Welche Unterstützung erfahrt ihr vom Rest der Gesellschaft?

Um ehrlich zu sein, wie bei jedem gerechten Kampf, mangelt es an Händen und Sichtbarkeit. Obwohl nach und nach, wie im Universitätsstreik von 2011, der etwa sechs Monate andauerte, Eltern, Passant*innen, Straßenhändler*innen, Indígenas, Bäuer*innen- und Agrarorganisationen, die Gewerkschaften, ein Großteil der Schüler*innen beginnen, unsere Forderungen zu unterstützen und anzuerkennen.

Am 23. Oktober haben auch 350.000 Lehrer*innen für 24 Stunden ihre Arbeit niedergelegt. 8 Millionen Schüler*innen hatten daher keine Schule. In Bogotá waren 20.000 Lehrkräfte auf der Straße.
Der Beschluss des größten Verbands der Sekundarschullehrer*innen, sich unserem Streik für einen Tag anzuschließen ist wertvoll, reicht aber nicht aus. Als wir uns am 17. Oktober wieder die Straßen Bogotás nahmen, waren wir nur noch 17.000 statt 40.000 wie in der Vorwoche. Die Kräfte schwinden also.

Wie hat die rechte Regierung von Duque auf die Proteste reagiert?

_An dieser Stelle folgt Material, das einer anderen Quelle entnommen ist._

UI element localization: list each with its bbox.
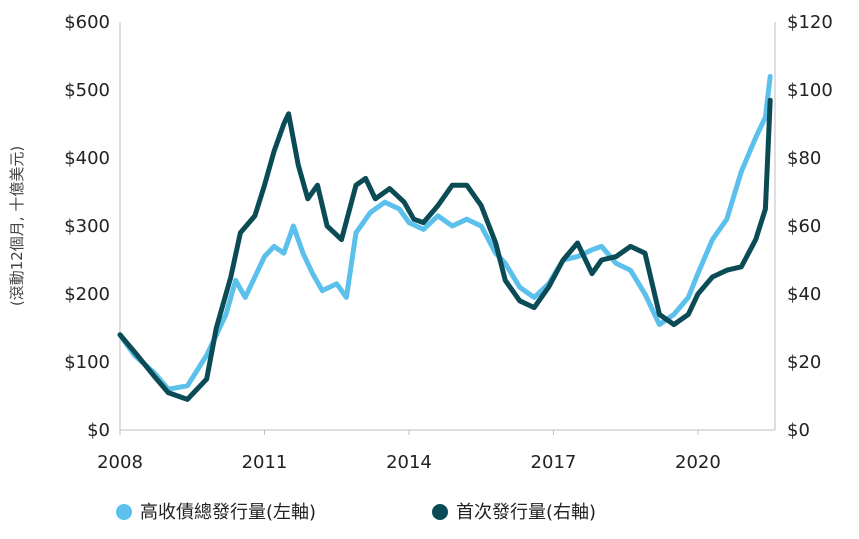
- right-tick-label: $60: [787, 216, 821, 237]
- series-line-first-issuance: [117, 97, 773, 402]
- x-tick-label: 2017: [531, 452, 577, 473]
- right-tick-label: $20: [787, 352, 821, 373]
- left-tick-label: $200: [64, 284, 110, 305]
- x-tick-label: 2011: [242, 452, 288, 473]
- left-tick-label: $0: [87, 420, 110, 441]
- legend-marker-total: [116, 504, 132, 520]
- y-axis-label: (滾動12個月, 十億美元): [8, 146, 26, 306]
- right-tick-label: $0: [787, 420, 810, 441]
- series-layer: [117, 73, 773, 402]
- right-tick-label: $100: [787, 80, 833, 101]
- legend: 高收債總發行量(左軸) 首次發行量(右軸): [116, 502, 596, 523]
- legend-label-total: 高收債總發行量(左軸): [140, 502, 316, 523]
- left-tick-label: $100: [64, 352, 110, 373]
- left-tick-label: $400: [64, 148, 110, 169]
- x-tick-label: 2008: [97, 452, 143, 473]
- right-tick-labels: $0 $20 $40 $60 $80 $100 $120: [787, 12, 833, 441]
- left-tick-labels: $0 $100 $200 $300 $400 $500 $600: [64, 12, 110, 441]
- right-tick-label: $120: [787, 12, 833, 33]
- x-tick-label: 2020: [675, 452, 721, 473]
- series-line-total-issuance: [117, 73, 773, 392]
- left-tick-label: $500: [64, 80, 110, 101]
- right-tick-label: $80: [787, 148, 821, 169]
- left-tick-label: $300: [64, 216, 110, 237]
- right-tick-label: $40: [787, 284, 821, 305]
- left-tick-label: $600: [64, 12, 110, 33]
- x-tick-labels: 2008 2011 2014 2017 2020: [97, 430, 721, 473]
- legend-label-first-issue: 首次發行量(右軸): [456, 502, 596, 523]
- legend-marker-first-issue: [432, 504, 448, 520]
- x-tick-label: 2014: [386, 452, 432, 473]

Diese antidemokratische und zynische Regierung, die im Dienste des Privatsektors und der multinationalen Konzerne steht und Verbündete der neuen globalen Rechten ist, wollte die berechtigte Forderung von Hunderttausenden nicht hören, hat nur provokative Erklärungen abgegeben und noch nicht einmal über unser Zehn-Punkte-Papier verhandeln wollen.

Ein Teil der Bewegung wurde aber zum Dialog eingeladen. Warum wurde die Einladung abgelehnt?

Die Arbeitgeber*innenregierung spielt „teile und herrsche“. Sie lud nur die ACREES (Asociación Colombiana de Representantes Estudiantiles, kolumbianischer Verband der Studierendenrepräsentant*innen) ein. Diese lehnte solidarisch und geschlossen das Regierungsmanöver des Bildungsministeriums ab.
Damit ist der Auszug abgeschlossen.